Visit each department in the craft store? I wondered if, somewhere across town, my husband had sensed a disturbance in the Force. “Ribbon,” I said to her as I walked away.

“Your welcome!” she said.

I started in the floral department. Having never actively pursued floristry, I sailed elegantly through the department, gazing with cool disdain over the sprigs and sprays of dried and artificial flowers that presumably have names. They would not distract me from my goal. “Ribbon,” I continued to chant. “Ribbon, ribbon, ribb- ooh! Feathers!”

And then, my Super Ego apparently decided it was time for a break. I felt my psychic apparatus fracture into distinct and separately functioning pieces. There was Id-Tori, blissfully tossing handfuls of product she did not need into her shopping basket, and there was Ego-Tori, thinking, “What happened to focus and control? ‘Ribbon, ribbon, ribbon,’ remember?”

As Id-Tori pleasure-principled her way through half a paycheck, Ego-Tori marveled at the ingenious organization of the craft store:

For example, she mused, there is no “ribbon” section in the craft store. One finds ribbon in the floral department, the sewing department, the craft department, and the scrapbook department. The same goes for stickers, paints, feathers, and photo-boxes. These and a dozen other products besides are scattered and duplicated across the store, in every department. To find the perfect product, the shopper is forced to search the entire facility, encountering hundreds of unplanned purchases along the way.

One could argue, cleverly and well, that it makes sense for the store to be organized by hobby, whereby the scrapbookers can find all their supplies in the scrapbook section without searching the entire store, and seamstresses needn’t sully their creative energies with, say, knitting yarns. The florist need only concern herself with flowers; the artist, with paints and brushes.

One could say it may not occur to the aforementioned scrapbooker, who works primarily in paper products, that she could use ribbon in her layouts. By keeping the ribbon in the scrapbook aisle, the craft store is, in fact, selling more ribbon by planting ideas in the heads of these grossly uncreative people. “Oh, my! Look here! It never occurred to me to use ribbon in my pages before. My eyes are opened!”

Craft stores, Ego-Tori observed, are ironically the only stores where the managers are creative for you. They don’t do this sort of thing at Walmart, for example. They don’t keep the eggs in the baking aisle, no matter how logical it may seem to do so. They don’t keep the hamburger with the hamburger helper. They don’t keep the honey and whipped cream in the women’s underwear section. Shoppers are expected to make these clever connections on their own.

Id-Tori smiled and nodded through Ego-Tori’s economics lecture.

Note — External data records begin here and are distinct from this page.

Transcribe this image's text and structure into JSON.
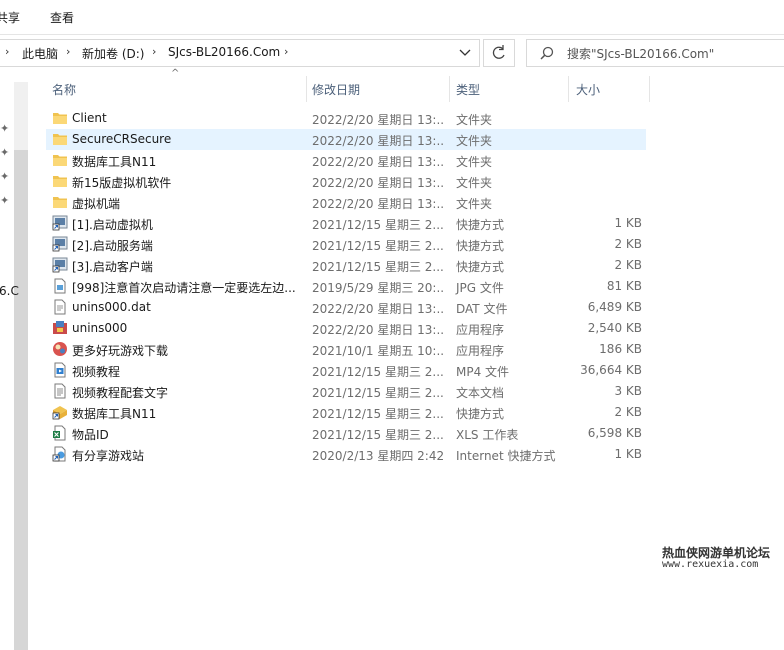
{
  "ribbon": {
    "share": "共享",
    "view": "查看"
  },
  "breadcrumb": [
    "此电脑",
    "新加卷 (D:)",
    "SJcs-BL20166.Com"
  ],
  "search": {
    "placeholder": "搜索\"SJcs-BL20166.Com\""
  },
  "nav": {
    "fragment": "6.C"
  },
  "columns": {
    "name": "名称",
    "date": "修改日期",
    "type": "类型",
    "size": "大小"
  },
  "files": [
    {
      "name": "Client",
      "date": "2022/2/20 星期日 13:...",
      "type": "文件夹",
      "size": "",
      "icon": "folder-icon"
    },
    {
      "name": "SecureCRSecure",
      "date": "2022/2/20 星期日 13:...",
      "type": "文件夹",
      "size": "",
      "icon": "folder-icon"
    },
    {
      "name": "数据库工具N11",
      "date": "2022/2/20 星期日 13:...",
      "type": "文件夹",
      "size": "",
      "icon": "folder-icon"
    },
    {
      "name": "新15版虚拟机软件",
      "date": "2022/2/20 星期日 13:...",
      "type": "文件夹",
      "size": "",
      "icon": "folder-icon"
    },
    {
      "name": "虚拟机端",
      "date": "2022/2/20 星期日 13:...",
      "type": "文件夹",
      "size": "",
      "icon": "folder-icon"
    },
    {
      "name": "[1].启动虚拟机",
      "date": "2021/12/15 星期三 2...",
      "type": "快捷方式",
      "size": "1 KB",
      "icon": "shortcut-icon"
    },
    {
      "name": "[2].启动服务端",
      "date": "2021/12/15 星期三 2...",
      "type": "快捷方式",
      "size": "2 KB",
      "icon": "shortcut-icon"
    },
    {
      "name": "[3].启动客户端",
      "date": "2021/12/15 星期三 2...",
      "type": "快捷方式",
      "size": "2 KB",
      "icon": "shortcut-icon"
    },
    {
      "name": "[998]注意首次启动请注意一定要选左边...",
      "date": "2019/5/29 星期三 20:...",
      "type": "JPG 文件",
      "size": "81 KB",
      "icon": "image-file-icon"
    },
    {
      "name": "unins000.dat",
      "date": "2022/2/20 星期日 13:...",
      "type": "DAT 文件",
      "size": "6,489 KB",
      "icon": "data-file-icon"
    },
    {
      "name": "unins000",
      "date": "2022/2/20 星期日 13:...",
      "type": "应用程序",
      "size": "2,540 KB",
      "icon": "uninstall-app-icon"
    },
    {
      "name": "更多好玩游戏下载",
      "date": "2021/10/1 星期五 10:...",
      "type": "应用程序",
      "size": "186 KB",
      "icon": "game-app-icon"
    },
    {
      "name": "视频教程",
      "date": "2021/12/15 星期三 2...",
      "type": "MP4 文件",
      "size": "36,664 KB",
      "icon": "video-file-icon"
    },
    {
      "name": "视频教程配套文字",
      "date": "2021/12/15 星期三 2...",
      "type": "文本文档",
      "size": "3 KB",
      "icon": "text-file-icon"
    },
    {
      "name": "数据库工具N11",
      "date": "2021/12/15 星期三 2...",
      "type": "快捷方式",
      "size": "2 KB",
      "icon": "db-shortcut-icon"
    },
    {
      "name": "物品ID",
      "date": "2021/12/15 星期三 2...",
      "type": "XLS 工作表",
      "size": "6,598 KB",
      "icon": "excel-file-icon"
    },
    {
      "name": "有分享游戏站",
      "date": "2020/2/13 星期四 2:42",
      "type": "Internet 快捷方式",
      "size": "1 KB",
      "icon": "internet-shortcut-icon"
    }
  ],
  "selected_index": 1,
  "watermark": {
    "line1": "热血侠网游单机论坛",
    "line2": "www.rexuexia.com"
  }
}
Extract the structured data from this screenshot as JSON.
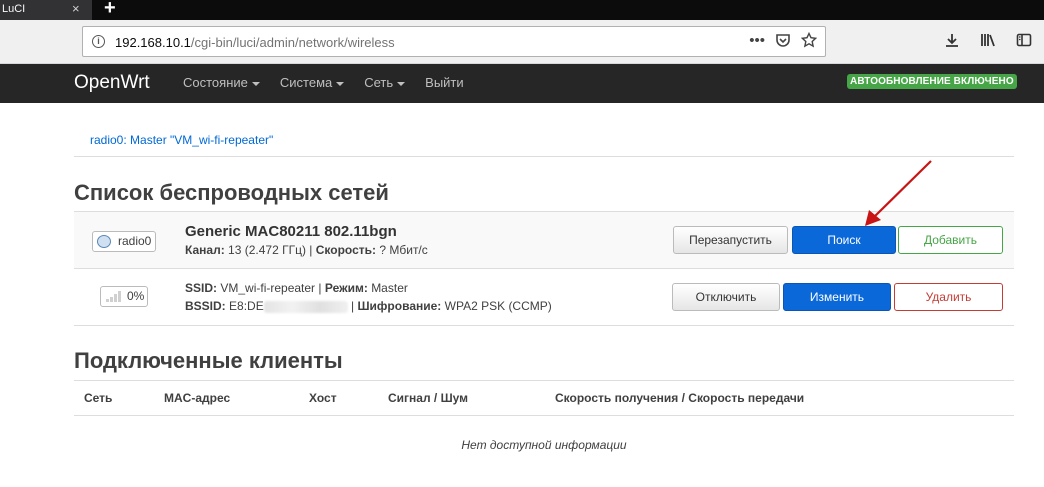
{
  "browser": {
    "tab_title": "LuCI",
    "tab_close": "×",
    "new_tab": "+",
    "url_host": "192.168.10.1",
    "url_path": "/cgi-bin/luci/admin/network/wireless"
  },
  "header": {
    "brand": "OpenWrt",
    "menu": [
      "Состояние",
      "Система",
      "Сеть",
      "Выйти"
    ],
    "autorefresh": "АВТООБНОВЛЕНИЕ ВКЛЮЧЕНО"
  },
  "breadcrumb": "radio0: Master \"VM_wi-fi-repeater\"",
  "wireless": {
    "title": "Список беспроводных сетей",
    "radio": {
      "badge": "radio0",
      "name": "Generic MAC80211 802.11bgn",
      "channel_label": "Канал:",
      "channel_value": "13 (2.472 ГГц)",
      "rate_label": "Скорость:",
      "rate_value": "? Мбит/с",
      "buttons": {
        "restart": "Перезапустить",
        "scan": "Поиск",
        "add": "Добавить"
      }
    },
    "network": {
      "signal": "0%",
      "ssid_label": "SSID:",
      "ssid_value": "VM_wi-fi-repeater",
      "mode_label": "Режим:",
      "mode_value": "Master",
      "bssid_label": "BSSID:",
      "bssid_value": "E8:DE",
      "enc_label": "Шифрование:",
      "enc_value": "WPA2 PSK (CCMP)",
      "buttons": {
        "disable": "Отключить",
        "edit": "Изменить",
        "remove": "Удалить"
      }
    }
  },
  "clients": {
    "title": "Подключенные клиенты",
    "columns": [
      "Сеть",
      "MAC-адрес",
      "Хост",
      "Сигнал / Шум",
      "Скорость получения / Скорость передачи"
    ],
    "empty": "Нет доступной информации"
  },
  "colors": {
    "header_bg": "#262626",
    "primary": "#0a68d8",
    "success": "#46a546",
    "danger": "#c43c35",
    "arrow": "#c81414"
  }
}
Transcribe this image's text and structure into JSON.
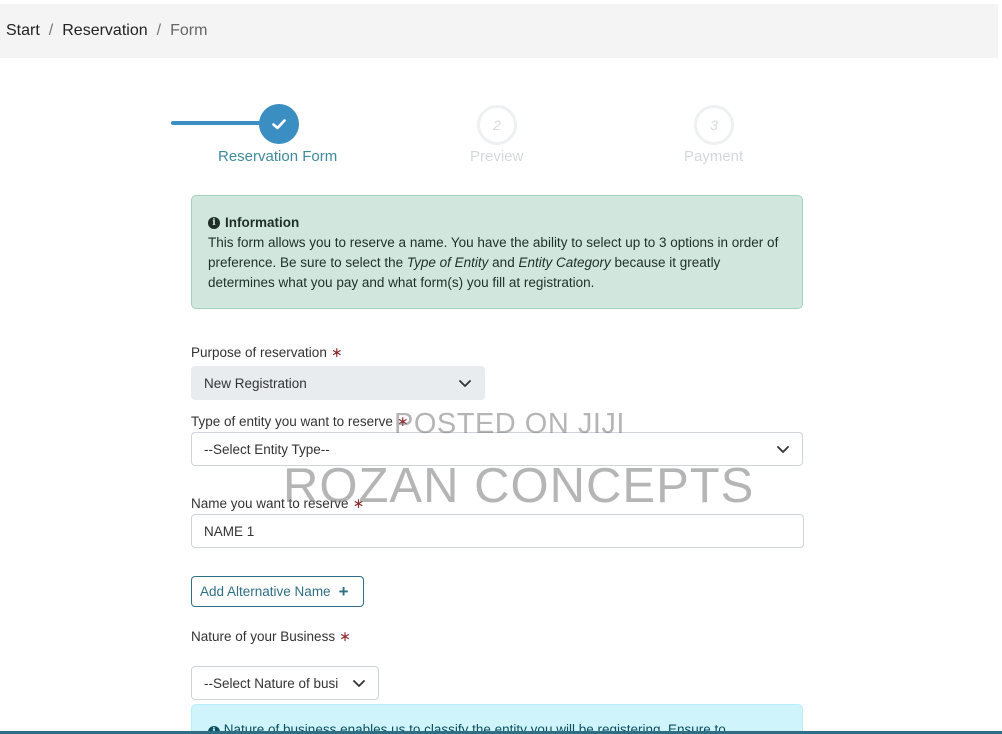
{
  "breadcrumb": {
    "items": [
      "Start",
      "Reservation",
      "Form"
    ],
    "separator": "/"
  },
  "stepper": {
    "steps": [
      {
        "number": "",
        "label": "Reservation Form",
        "state": "completed"
      },
      {
        "number": "2",
        "label": "Preview",
        "state": "pending"
      },
      {
        "number": "3",
        "label": "Payment",
        "state": "pending"
      }
    ],
    "accent_color": "#3b8ec2"
  },
  "info_alert": {
    "title": "Information",
    "text_1": "This form allows you to reserve a name. You have the ability to select up to 3 options in order of preference. Be sure to select the ",
    "em_1": "Type of Entity",
    "text_2": " and ",
    "em_2": "Entity Category",
    "text_3": " because it greatly determines what you pay and what form(s) you fill at registration."
  },
  "form": {
    "purpose": {
      "label": "Purpose of reservation",
      "required_mark": "∗",
      "value": "New Registration"
    },
    "entity_type": {
      "label": "Type of entity you want to reserve",
      "required_mark": "∗",
      "value": "--Select Entity Type--"
    },
    "name": {
      "label": "Name you want to reserve",
      "required_mark": "∗",
      "value": "NAME 1"
    },
    "add_alternative_label": "Add Alternative Name",
    "nature": {
      "label": "Nature of your Business",
      "required_mark": "∗",
      "value": "--Select Nature of busi"
    }
  },
  "nature_alert": {
    "text": "Nature of business enables us to classify the entity you will be registering. Ensure to"
  },
  "watermark": {
    "line_1": "POSTED ON JIJI",
    "line_2": "ROZAN CONCEPTS"
  }
}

With a cart full of lovely things that were not ribbon, she continued her search, visiting each aisle in each department, checking all the ribbon, finding none suitable for the project du jour. She didn’t care. She’d found scrapbook paper, stone beads, quilt fabric, and a decorative photo box. She was past the checkout lane and halfway to the car before Super Ego slunk back into the room, soliciting a “Where the hell have you been?” from Ego.

At home, I unloaded the car. No longer motivated to work on the three-quarters-completed ribbon project, I folded it nicely into the new decorative photo box and stacked it in the craft closet with the others from the notorious Photo Box Incident of ’07.

“What now?” I wondered.

“Maybe,” said the Id, “we could make something out of all this lovely new scrapbook paper.”

“Good idea,” I said.

Outnumbered and largely ignored, Ego protested, but it was no use.